Throwback Thursday: We Remember Rolling Stone Before It Was A Country Magazine!


'Twas a time when the arrival of the latest issue of Rolling Stone would send me flying to the mailbox and into the bath room (which had the best light in the house), where I would read the new issue in its entirety.  First stop was usually the two pages of "Random Notes", vaguely gossipy tidbits on who was recording a new album and pics of folks like Bowie and Debbie Harry at Studio 54 or some other hip joint.

Sure, I knew there were better rock mags (Musician, Mojo, Trouser Press, just to name three), but through much of the '80s, Rolling Stone admirably walked that line of appealing to a mass audience and still, you know, reporting.  I mean, where else was a thirteen-year-old kid gonna read Hunter S. Thompson's latest hilarious hi-jinx, or become immersed in America's seemingly endless string of foreign affairs debacles courtesy of P.J. O'Rourke.  And, yeah, there were a few folks who wrote about rock & roll, among them Lester Bangs, Robert Christgau, Cameron Crowe, Anthony DeCurtis, Kurt Loder, Ben Fong-Torres, David Fricke and Neil Strauss.


Sometime in the early '90s, though, with mall punk and grunge making the once-bigger-than-life rock scene look and smell like Beavis and Butthead's sock drawer, Rolling Stone fell into serious decline.  Part of the blame must surely fall upon the RS staff, which was now populated with writers who'd grown up dreaming of one day writing for the magazine.  They saw it as a finish line of sorts instead of the proverbial starter's pistol and stopped writing to impress.

Of course, by then, the musical subjects that these writers had to work with was also hilariously sub-par. Chris Cornell and Rivers Cuomo may be rock stars to some, but not in the sense that a thirteen-year-old kid is hanging on their every word.  After all, grunge and alt. rock had been an open rebellion against the bloated rock shenanigans of all those rock stars who, in hindsight, were a helluva lot more fun to read about.  Behind closed doors, Nirvana too rented their own planes and partied in high style, but it was never reported because it would have been "bad for their cred".
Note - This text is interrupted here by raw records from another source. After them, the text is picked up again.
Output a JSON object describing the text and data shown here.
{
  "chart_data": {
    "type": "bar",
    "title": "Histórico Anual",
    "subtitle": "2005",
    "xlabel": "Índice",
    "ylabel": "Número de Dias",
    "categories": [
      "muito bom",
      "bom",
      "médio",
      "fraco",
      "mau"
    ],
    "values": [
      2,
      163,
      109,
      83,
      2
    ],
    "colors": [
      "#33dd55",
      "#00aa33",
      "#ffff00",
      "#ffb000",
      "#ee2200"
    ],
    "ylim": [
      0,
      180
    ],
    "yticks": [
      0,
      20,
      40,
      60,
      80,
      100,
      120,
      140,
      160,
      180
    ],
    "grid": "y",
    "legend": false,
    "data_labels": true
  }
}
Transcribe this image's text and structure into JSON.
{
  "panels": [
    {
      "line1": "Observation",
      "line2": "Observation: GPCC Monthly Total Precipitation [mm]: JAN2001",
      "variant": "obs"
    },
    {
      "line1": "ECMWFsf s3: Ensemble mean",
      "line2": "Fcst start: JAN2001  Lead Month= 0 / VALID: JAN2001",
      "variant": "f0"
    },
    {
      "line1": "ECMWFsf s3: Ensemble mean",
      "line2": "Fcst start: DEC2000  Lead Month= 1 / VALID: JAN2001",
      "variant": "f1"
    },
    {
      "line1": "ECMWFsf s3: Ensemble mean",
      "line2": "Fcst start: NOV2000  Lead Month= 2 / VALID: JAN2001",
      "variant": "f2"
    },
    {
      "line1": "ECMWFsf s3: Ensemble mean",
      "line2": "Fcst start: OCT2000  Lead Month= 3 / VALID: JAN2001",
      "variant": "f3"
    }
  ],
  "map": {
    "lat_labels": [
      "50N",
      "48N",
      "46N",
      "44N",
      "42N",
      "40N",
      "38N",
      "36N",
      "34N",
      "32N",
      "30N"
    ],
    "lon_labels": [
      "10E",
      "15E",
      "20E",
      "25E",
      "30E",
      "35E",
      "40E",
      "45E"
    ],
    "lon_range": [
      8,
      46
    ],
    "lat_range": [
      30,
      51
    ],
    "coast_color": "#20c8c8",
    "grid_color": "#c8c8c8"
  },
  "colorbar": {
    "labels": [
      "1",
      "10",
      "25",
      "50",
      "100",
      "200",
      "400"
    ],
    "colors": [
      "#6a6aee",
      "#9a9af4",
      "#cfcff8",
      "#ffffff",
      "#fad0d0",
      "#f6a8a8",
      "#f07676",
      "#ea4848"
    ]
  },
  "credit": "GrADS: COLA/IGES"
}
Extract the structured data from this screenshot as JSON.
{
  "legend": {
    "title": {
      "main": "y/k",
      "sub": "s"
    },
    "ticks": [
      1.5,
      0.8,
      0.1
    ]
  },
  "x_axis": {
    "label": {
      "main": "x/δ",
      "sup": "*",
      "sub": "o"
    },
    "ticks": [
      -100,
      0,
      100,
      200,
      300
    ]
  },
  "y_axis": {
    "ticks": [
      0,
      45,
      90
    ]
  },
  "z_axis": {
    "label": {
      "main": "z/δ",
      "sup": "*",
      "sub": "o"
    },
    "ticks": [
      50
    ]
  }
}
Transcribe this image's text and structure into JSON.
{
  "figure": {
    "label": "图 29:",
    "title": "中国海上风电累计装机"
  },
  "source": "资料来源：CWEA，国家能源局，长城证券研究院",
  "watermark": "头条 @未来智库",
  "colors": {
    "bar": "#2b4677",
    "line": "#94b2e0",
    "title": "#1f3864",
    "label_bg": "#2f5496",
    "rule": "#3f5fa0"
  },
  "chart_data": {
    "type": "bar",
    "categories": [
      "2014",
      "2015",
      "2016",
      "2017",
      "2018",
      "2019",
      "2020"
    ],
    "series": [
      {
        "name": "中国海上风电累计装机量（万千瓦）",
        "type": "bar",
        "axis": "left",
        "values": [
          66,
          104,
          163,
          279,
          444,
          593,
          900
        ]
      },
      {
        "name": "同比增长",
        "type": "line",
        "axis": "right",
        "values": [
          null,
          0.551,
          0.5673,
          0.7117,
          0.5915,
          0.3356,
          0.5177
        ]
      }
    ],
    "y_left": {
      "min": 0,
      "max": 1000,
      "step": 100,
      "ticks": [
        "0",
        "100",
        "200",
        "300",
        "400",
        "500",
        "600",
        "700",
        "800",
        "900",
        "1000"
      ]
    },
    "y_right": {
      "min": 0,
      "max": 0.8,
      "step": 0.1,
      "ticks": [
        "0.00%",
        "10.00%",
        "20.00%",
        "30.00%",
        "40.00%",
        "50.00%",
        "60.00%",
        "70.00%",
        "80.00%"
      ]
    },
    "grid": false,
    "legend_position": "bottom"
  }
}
While it has been a year or so since I cracked open a print issue of the magazine, every few days, I check the RS website just to see what further concessions the magazine has made to the almighty consumer who, these days, is a blithering idiot with an attention span shorter than the average tweet.  The supreme lack of "new news" to report hasn't stopped RS from churning out an entire front page of, ahem, "old news" like Pearl Jam dressing up as Devo in '94 or Siskel and Ebert arguing about "The Big Lebowski".

Sure, Rolling Stone didn't report either "event" at the time that they occurred because, well, Devo wasn't seen as "hipster cool" in '94 and "The Big Lebowski" wasn't the universally-adored pop culture favorite that it is now.

Of course, that stuff is just to appeal to the magazine's remaining "older demo".  What are they doing to bring in new readers, you ask?  Well, for starters, they just unveiled Rolling Stone Country, which focuses entirely on the best country artists that today's hottest genre has to offer as well as top-shelf reporting on "hick-hop" and Justin Moore's cover of a Motley Crue song.

"Yep.  I'm a rock star."
The site also answers the musical question: How much Photoshop does it take to make Rascall Flatts not look like three random guys yanked out of a Wings Etc.

Answer: A lot, but it still ain't enough.

See, back in the day, Rolling Stone wouldn't go anywhere near a country artist.  Okay, they may occasionally do an article on Willie or Johnny because, well, they're Willie and Johnny, but their coverage of the genre back when Country meant "country and western" and not "hair metal with a pedal steel" was minimal at best.  So, why the change of heart?

Whatever the answer, it's sad to see a once-great magazine continue its slide into the knuckledragger's abyss just to keep the lights on, thereby raising the question yet again, "Why can't anything ever just ride off into the sunset gracefully instead of whoring itself out to the point that whatever good name it may have had is eventually tarnished beyond salvation?

With such hard-hitting journalistic achievements as "A History of Hick-Hop", the only thing left for Rolling Stone to do is print all future issues on toilet paper.  It's the only way this writer will ever take another copy of RS into the bathroom again.